While this might feel restricting, it actually increases autonomy, since you are the one who controls when to communicate status and how to frame the message. If your manager starts feeling out of the loop, they might ask you for status updates at more inopportune times.
Over-communication means frequent communication, but it doesn’t mean lengthy. To the contrary: the more frequently you communicate, the more important it is that the communication is efficient. If each update is a page-long email, then at best it reduces leverage (since your manager needs to spend a lot of time reading those emails), and at worst it means your manager doesn’t have enough time to read them and you’re not getting the benefits of frequently updating your manager.
Giving more in-depth advice about efficient communication is a bit out of scope for this article; the main takeaway though is to ensure your communication can be read and digested as quickly as possible. One good way to do that is to think about what the most important takeaway or need for action of the communication is, and then start with that — everything else can come later in the message. This ensures that even if your manager only has time to skim the message, they still will get the gist.
Another important benefit to frequently communicating status is that you can spend time you have in 1:1 discussions not with status updates, but to conversations that help you.
Make best use of one-on-ones
One-on-one discussions should be the most important and impactful discussion forum between you and your manager, and should happen ideally on a weekly basis. Of course, how often these meetings happen and how they are organized depends on your manager (although you can always make suggestions if they aren’t happening frequently or well-organized).
One-on-ones are best for high-bandwidth conversations, where you go back and forth and dig deeply into problems. This is the best way to maximize leverage, where a little bit of time spent with your manager helps you be much more effective at your job.
To make sure that these high-bandwidth conversations about the most critical problems happen, you should come prepared to the meeting. This means knowing what questions you want to discuss, and what information is critical to know to begin the discussion. You can also think about how to best frame the question so that you get input from your manager on the most critical aspects of the problem.

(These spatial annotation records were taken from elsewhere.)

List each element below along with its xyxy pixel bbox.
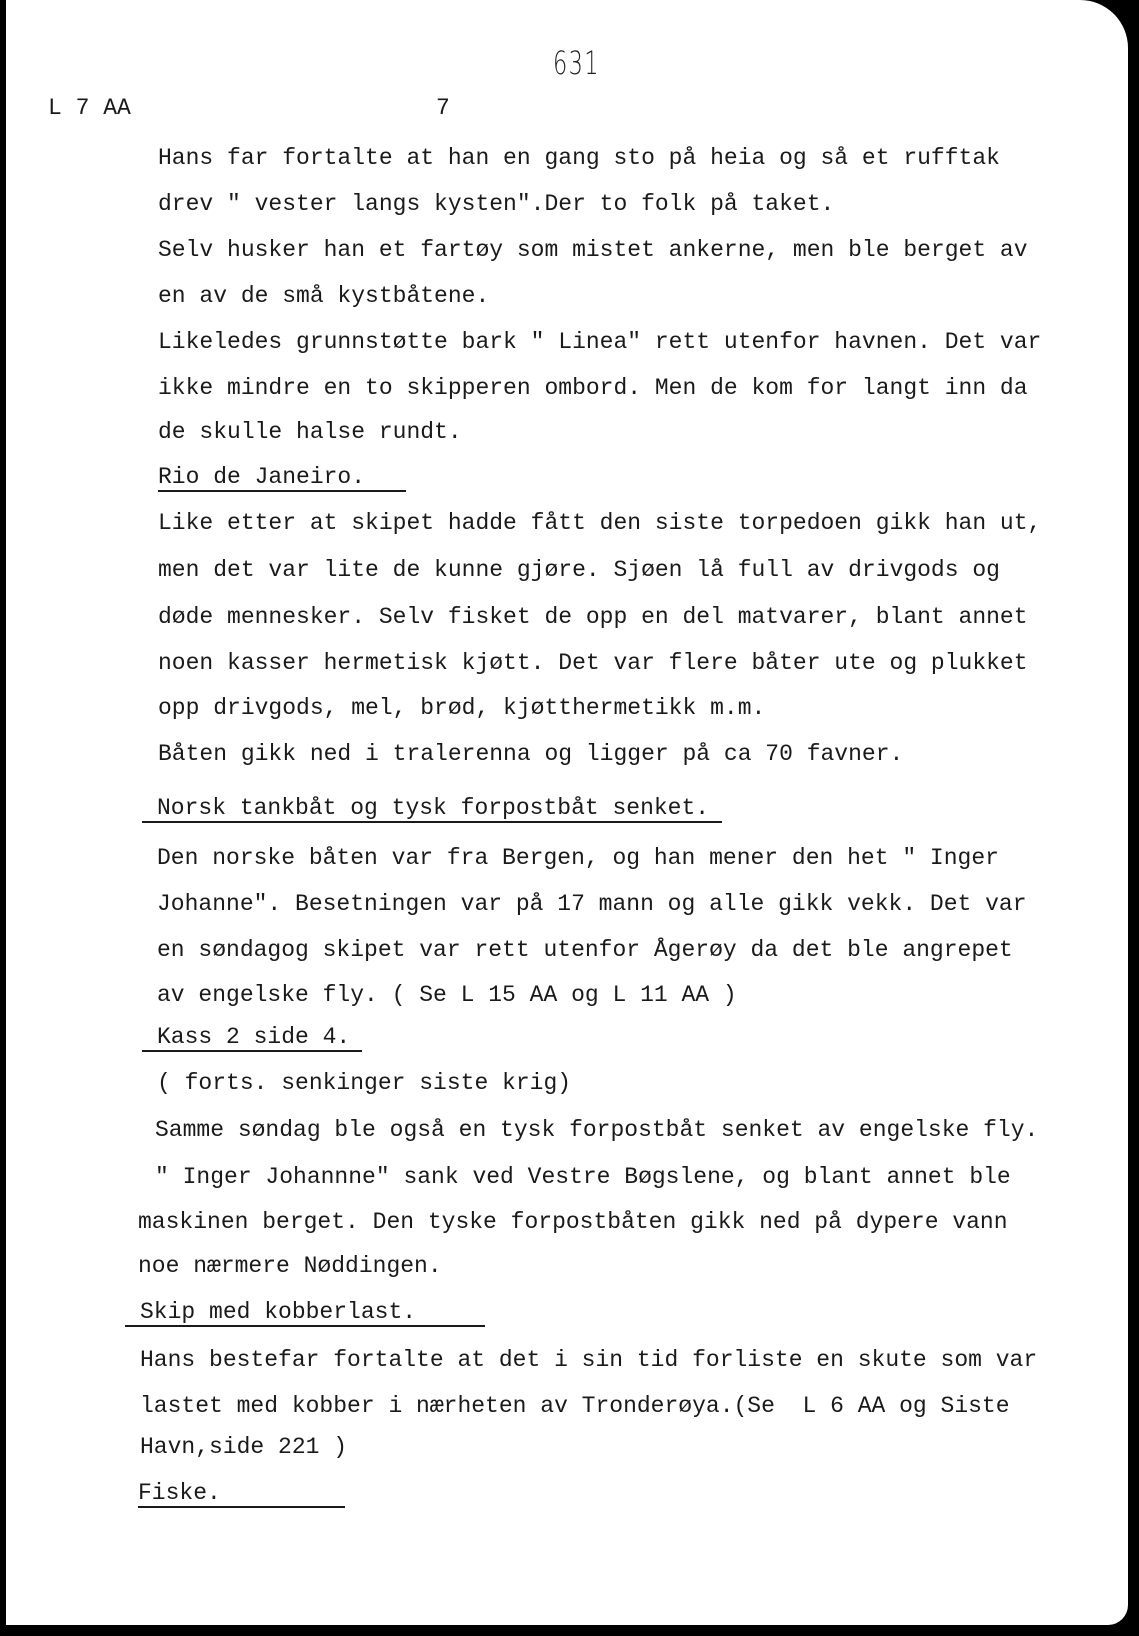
text-line: lastet med kobber i nærheten av Tronderøya.(Se L 6 AA og Siste — [140, 1393, 1010, 1419]
text-line: ( forts. senkinger siste krig) — [157, 1070, 572, 1096]
sheet-number: 7 — [436, 95, 450, 121]
text-line: Hans bestefar fortalte at det i sin tid forliste en skute som var — [140, 1347, 1038, 1373]
text-line: Samme søndag ble også en tysk forpostbåt senket av engelske fly. — [155, 1117, 1039, 1143]
document-page — [6, 0, 1128, 1625]
text-line: noen kasser hermetisk kjøtt. Det var flere båter ute og plukket — [158, 650, 1028, 676]
text-line: Likeledes grunnstøtte bark " Linea" rett utenfor havnen. Det var — [158, 329, 1042, 355]
section-heading: Norsk tankbåt og tysk forpostbåt senket. — [157, 795, 710, 821]
text-line: opp drivgods, mel, brød, kjøtthermetikk m.m. — [158, 695, 766, 721]
text-line: Havn,side 221 ) — [140, 1434, 348, 1460]
text-line: en søndagog skipet var rett utenfor Ågerøy da det ble angrepet — [157, 937, 1013, 963]
text-line: Den norske båten var fra Bergen, og han mener den het " Inger — [157, 845, 999, 871]
heading-underline — [138, 1506, 345, 1508]
text-line: Johanne". Besetningen var på 17 mann og alle gikk vekk. Det var — [157, 891, 1027, 917]
text-line: ikke mindre en to skipperen ombord. Men de kom for langt inn da — [158, 375, 1028, 401]
text-line: " Inger Johannne" sank ved Vestre Bøgslene, og blant annet ble — [155, 1164, 1011, 1190]
text-line: Selv husker han et fartøy som mistet ankerne, men ble berget av — [158, 237, 1028, 263]
text-line: en av de små kystbåtene. — [158, 283, 490, 309]
heading-underline — [142, 821, 722, 823]
text-line: Like etter at skipet hadde fått den siste torpedoen gikk han ut, — [158, 510, 1042, 536]
text-line: Hans far fortalte at han en gang sto på heia og så et rufftak — [158, 145, 1000, 171]
heading-underline — [125, 1325, 485, 1327]
section-heading: Skip med kobberlast. — [140, 1299, 417, 1325]
heading-underline — [158, 490, 406, 492]
text-line: Båten gikk ned i tralerenna og ligger på ca 70 favner. — [158, 741, 904, 767]
text-line: maskinen berget. Den tyske forpostbåten gikk ned på dypere vann — [138, 1209, 1008, 1235]
text-line: døde mennesker. Selv fisket de opp en del matvarer, blant annet — [158, 604, 1028, 630]
section-heading: Fiske. — [138, 1480, 221, 1506]
text-line: men det var lite de kunne gjøre. Sjøen lå full av drivgods og — [158, 557, 1000, 583]
section-heading: Rio de Janeiro. — [158, 464, 366, 490]
heading-underline — [142, 1050, 362, 1052]
text-line: noe nærmere Nøddingen. — [138, 1253, 442, 1279]
page-number: 631 — [553, 44, 600, 82]
section-heading: Kass 2 side 4. — [157, 1024, 351, 1050]
text-line: av engelske fly. ( Se L 15 AA og L 11 AA ) — [157, 982, 737, 1008]
text-line: de skulle halse rundt. — [158, 419, 462, 445]
document-code: L 7 AA — [48, 95, 131, 121]
text-line: drev " vester langs kysten".Der to folk på taket. — [158, 191, 835, 217]
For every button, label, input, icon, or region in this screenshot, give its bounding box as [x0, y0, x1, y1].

As mentioned above, another recommendation to make sure that you can have impactful discussions in your one-on-one is to minimize the amount of status updates and broadcasting information (where one person talks and the other one just listens). Often, this kind of information can be shared in advance. While you can’t guarantee that your manager will have the time to consume the information asynchronously before the meeting, at least it allows them to do so.

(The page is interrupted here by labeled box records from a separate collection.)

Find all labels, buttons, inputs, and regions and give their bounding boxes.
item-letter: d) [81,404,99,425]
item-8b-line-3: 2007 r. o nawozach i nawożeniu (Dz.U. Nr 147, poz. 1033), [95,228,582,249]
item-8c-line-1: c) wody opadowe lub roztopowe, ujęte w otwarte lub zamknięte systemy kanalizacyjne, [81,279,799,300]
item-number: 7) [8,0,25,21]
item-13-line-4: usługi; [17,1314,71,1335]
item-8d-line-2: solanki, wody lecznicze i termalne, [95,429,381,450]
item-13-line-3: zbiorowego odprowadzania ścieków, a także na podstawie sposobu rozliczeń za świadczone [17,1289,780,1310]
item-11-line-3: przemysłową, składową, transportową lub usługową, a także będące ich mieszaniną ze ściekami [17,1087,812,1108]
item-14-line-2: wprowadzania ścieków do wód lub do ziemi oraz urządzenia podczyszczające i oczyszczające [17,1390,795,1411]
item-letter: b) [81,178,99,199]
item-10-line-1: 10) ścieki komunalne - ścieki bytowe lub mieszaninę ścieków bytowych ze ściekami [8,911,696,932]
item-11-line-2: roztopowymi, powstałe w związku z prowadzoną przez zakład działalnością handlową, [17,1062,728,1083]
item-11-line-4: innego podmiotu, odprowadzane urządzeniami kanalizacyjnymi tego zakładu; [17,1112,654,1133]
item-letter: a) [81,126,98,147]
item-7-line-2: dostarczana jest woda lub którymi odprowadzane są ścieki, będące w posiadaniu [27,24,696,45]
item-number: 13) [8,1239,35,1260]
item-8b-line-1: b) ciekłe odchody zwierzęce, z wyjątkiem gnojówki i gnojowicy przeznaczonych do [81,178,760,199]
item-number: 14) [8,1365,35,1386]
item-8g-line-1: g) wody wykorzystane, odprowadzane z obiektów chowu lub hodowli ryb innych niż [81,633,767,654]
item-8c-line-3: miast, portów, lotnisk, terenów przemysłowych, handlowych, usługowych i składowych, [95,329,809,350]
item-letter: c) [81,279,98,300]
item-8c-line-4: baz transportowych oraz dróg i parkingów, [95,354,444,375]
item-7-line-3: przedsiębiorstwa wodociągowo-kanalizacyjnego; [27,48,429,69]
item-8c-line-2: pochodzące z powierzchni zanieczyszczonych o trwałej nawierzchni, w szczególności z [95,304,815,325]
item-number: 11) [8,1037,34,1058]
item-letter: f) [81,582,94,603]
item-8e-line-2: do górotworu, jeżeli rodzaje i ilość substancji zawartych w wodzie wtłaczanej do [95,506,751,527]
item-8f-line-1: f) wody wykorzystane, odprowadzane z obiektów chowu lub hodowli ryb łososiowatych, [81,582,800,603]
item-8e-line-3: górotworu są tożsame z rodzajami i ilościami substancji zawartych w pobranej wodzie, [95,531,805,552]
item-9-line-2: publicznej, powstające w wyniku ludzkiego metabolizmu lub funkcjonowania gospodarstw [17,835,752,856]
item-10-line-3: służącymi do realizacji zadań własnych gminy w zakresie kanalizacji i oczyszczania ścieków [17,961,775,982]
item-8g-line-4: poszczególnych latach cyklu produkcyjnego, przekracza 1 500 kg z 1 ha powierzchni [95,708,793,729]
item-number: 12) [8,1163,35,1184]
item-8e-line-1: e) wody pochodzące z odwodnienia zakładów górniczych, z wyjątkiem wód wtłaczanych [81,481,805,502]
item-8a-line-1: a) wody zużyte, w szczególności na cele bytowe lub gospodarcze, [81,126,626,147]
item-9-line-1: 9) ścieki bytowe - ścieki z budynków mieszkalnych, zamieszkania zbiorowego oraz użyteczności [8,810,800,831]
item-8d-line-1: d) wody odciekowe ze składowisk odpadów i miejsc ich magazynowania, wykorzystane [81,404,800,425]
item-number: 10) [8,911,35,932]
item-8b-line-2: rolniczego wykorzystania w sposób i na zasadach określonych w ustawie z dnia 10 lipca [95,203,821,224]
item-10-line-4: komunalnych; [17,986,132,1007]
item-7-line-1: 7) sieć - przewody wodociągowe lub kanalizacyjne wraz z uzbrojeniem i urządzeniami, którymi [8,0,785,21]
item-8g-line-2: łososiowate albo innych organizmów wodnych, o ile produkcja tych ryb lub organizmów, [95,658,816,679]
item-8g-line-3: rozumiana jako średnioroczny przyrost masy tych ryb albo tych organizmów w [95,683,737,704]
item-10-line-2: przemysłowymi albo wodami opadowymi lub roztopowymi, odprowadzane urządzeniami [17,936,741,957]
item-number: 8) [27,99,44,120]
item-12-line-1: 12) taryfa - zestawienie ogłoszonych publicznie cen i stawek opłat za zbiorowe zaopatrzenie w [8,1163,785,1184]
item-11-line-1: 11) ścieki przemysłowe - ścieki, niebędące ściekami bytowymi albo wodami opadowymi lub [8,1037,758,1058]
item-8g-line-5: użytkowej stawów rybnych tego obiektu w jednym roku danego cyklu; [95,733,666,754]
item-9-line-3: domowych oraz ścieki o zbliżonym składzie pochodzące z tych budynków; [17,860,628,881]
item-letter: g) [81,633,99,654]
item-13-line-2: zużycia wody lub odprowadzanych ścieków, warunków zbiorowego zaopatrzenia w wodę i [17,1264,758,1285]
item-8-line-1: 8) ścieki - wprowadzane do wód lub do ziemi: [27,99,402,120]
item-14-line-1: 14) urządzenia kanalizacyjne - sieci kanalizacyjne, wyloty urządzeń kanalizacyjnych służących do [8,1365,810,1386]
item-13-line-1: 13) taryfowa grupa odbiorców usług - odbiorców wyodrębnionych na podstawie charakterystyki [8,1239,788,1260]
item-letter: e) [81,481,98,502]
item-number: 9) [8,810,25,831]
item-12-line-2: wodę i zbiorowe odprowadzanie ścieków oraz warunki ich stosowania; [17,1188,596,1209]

The relationship with your manager is one of the most important relationships in your work life, and investing time into managing that relationship is time well spent. Of course, not every manager relationship is perfect, and some managers just don’t do a great job of managing. As a report, you won’t be able to fix all the flaws of your manager. However, you can do your best to try to get as much out of the relationship as possible (and maximize the leverage that your manager gets from you). I hope the thoughts in this article can help with that to some extent.